Chenopodium nuttalliae is a species of plant also known by the common names huauzontle (literally 'hairy amaranth', from the Nahuatl huauhtli 'amaranth' and tzontli 'hair') and Aztec broccoli. (Note: Other variations of the name include huauhzontle, huazontle, huanzontle, and guausoncle.) It is related to other commonly consumed plants such as quinoa, amaranth, and epazote, as well as the common American weeds goosefoot and lambsquarters.

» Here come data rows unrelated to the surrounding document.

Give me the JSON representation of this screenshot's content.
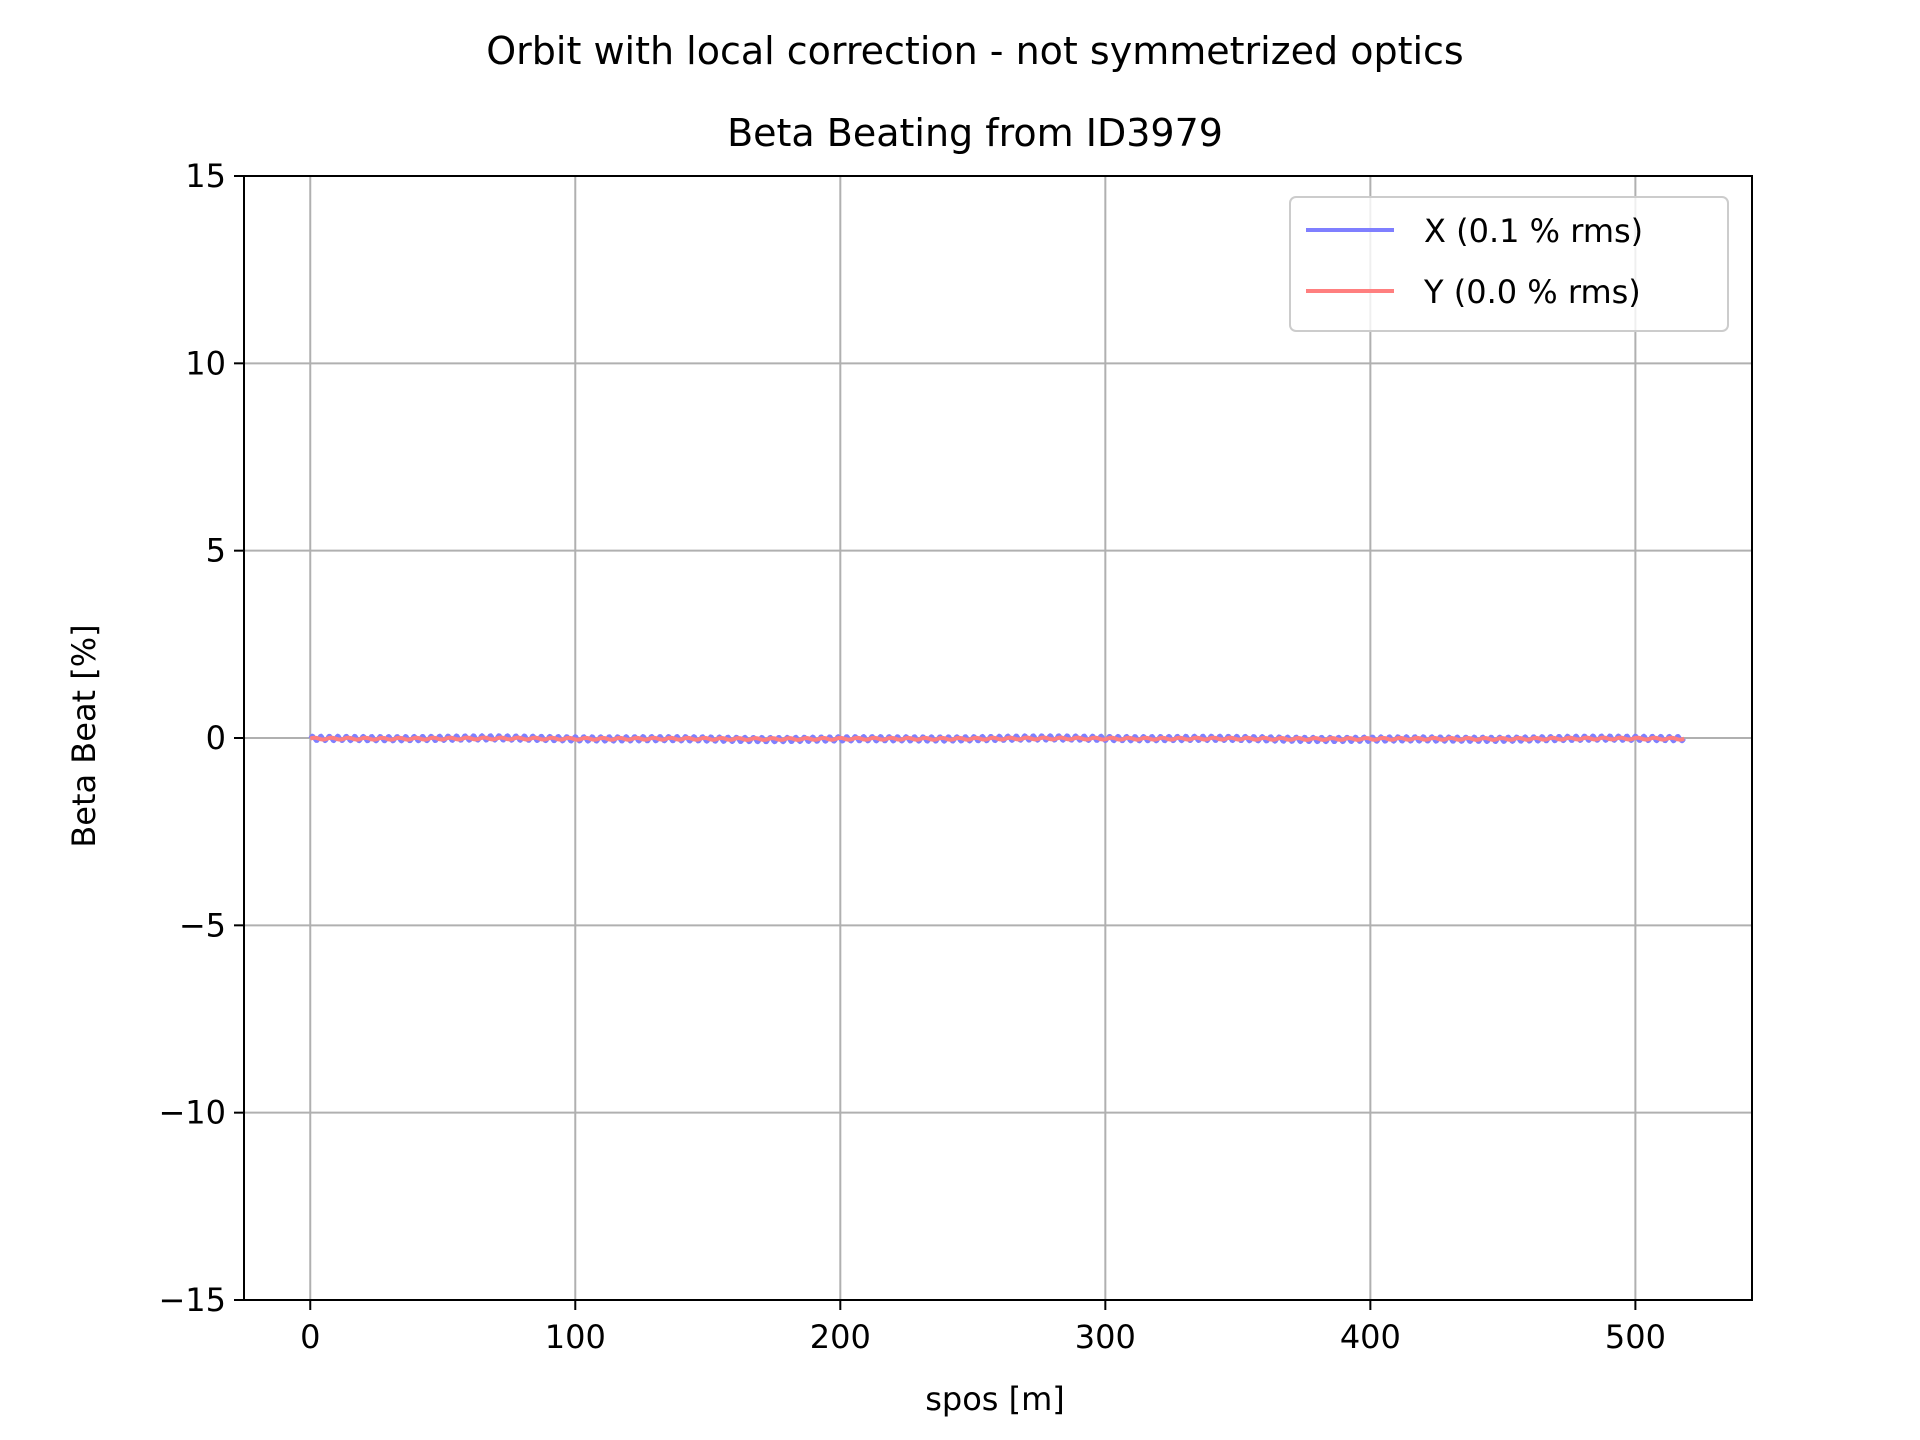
{
  "chart_data": {
    "type": "line",
    "suptitle": "Orbit with local correction - not symmetrized optics",
    "title": "Beta Beating from ID3979",
    "xlabel": "spos [m]",
    "ylabel": "Beta Beat [%]",
    "xlim": [
      -25,
      544
    ],
    "ylim": [
      -15,
      15
    ],
    "x_ticks": [
      0,
      100,
      200,
      300,
      400,
      500
    ],
    "x_tick_labels": [
      "0",
      "100",
      "200",
      "300",
      "400",
      "500"
    ],
    "y_ticks": [
      -15,
      -10,
      -5,
      0,
      5,
      10,
      15
    ],
    "y_tick_labels": [
      "−15",
      "−10",
      "−5",
      "0",
      "5",
      "10",
      "15"
    ],
    "grid": true,
    "legend": {
      "placement": "top-right"
    },
    "series": [
      {
        "name": "X (0.1 % rms)",
        "color": "#7f7fff",
        "x_start": 0,
        "x_end": 518.4,
        "cell_length": 19.2,
        "periods_per_cell": 6,
        "amplitude": 0.09,
        "values": []
      },
      {
        "name": "Y (0.0 % rms)",
        "color": "#ff7f7f",
        "x_start": 0,
        "x_end": 518.4,
        "cell_length": 19.2,
        "periods_per_cell": 3,
        "amplitude": 0.03,
        "values": []
      }
    ]
  }
}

The plant is native to Mexico and has a number of culinary uses.

==Description==
The plant grows upright branches with red tinted green leafy stems. Huauzontle stems superficially resemble baby broccoli, although the stems are much thinner, and support fewer of the leaves.

Huauzontles have a polyploid genome, similar to quinoa. In 2024, researchers published the genome of an accession of huauzontle from Puebla, Mexico.

==Distribution and habitat==
The species is native to Mexico. Like amaranth, it is very resistant to cold and dry climates, and grows even in poor soil.

==Uses==
As with other members of the goosefoot family, the leaves, branches, flowers (inflorescence), and seeds of huauzontle are all edible. The plant is used both as a herb and as a vegetable in Mexican cuisine. While it is eaten throughout Mexico, it is most commonly consumed in the center of the country, especially in the states of Tlaxcala, Mexico, Guerrero, Morelos, and in the south of Mexico City. With a high nutritional content, it serves as a grain alternative in regions with difficulties sowing other types of cereals.

One popular dish is huauzontle pancakes stuffed with cheese and topped with tomato sauce. Alternatively, huauzontles can be encased in an egg batter and deep-fried with a stick of salty Mexican cheese. Huauzontle is used to season salads, ahuautles in pasilla sauce, and beef fillets. The mature seeds can also be ground into flour to make tortillas.

Like quinoa, another plant in the genus Chenopodium, huauzontle contains saponins, albeit in lesser quantities. While saponins are toxic to humans, huauzontle contains such small amounts that they pose no risk. Additionally, saponins are difficult for the human body to absorb, and are mostly rendered inactive when cooked.

==In culture==
During the rule of Moctezuma, huauzontle and amaranth were the fourth most important crops, after maize, beans, and chia. Many towns paid tribute to the Aztec empire in huauzontle.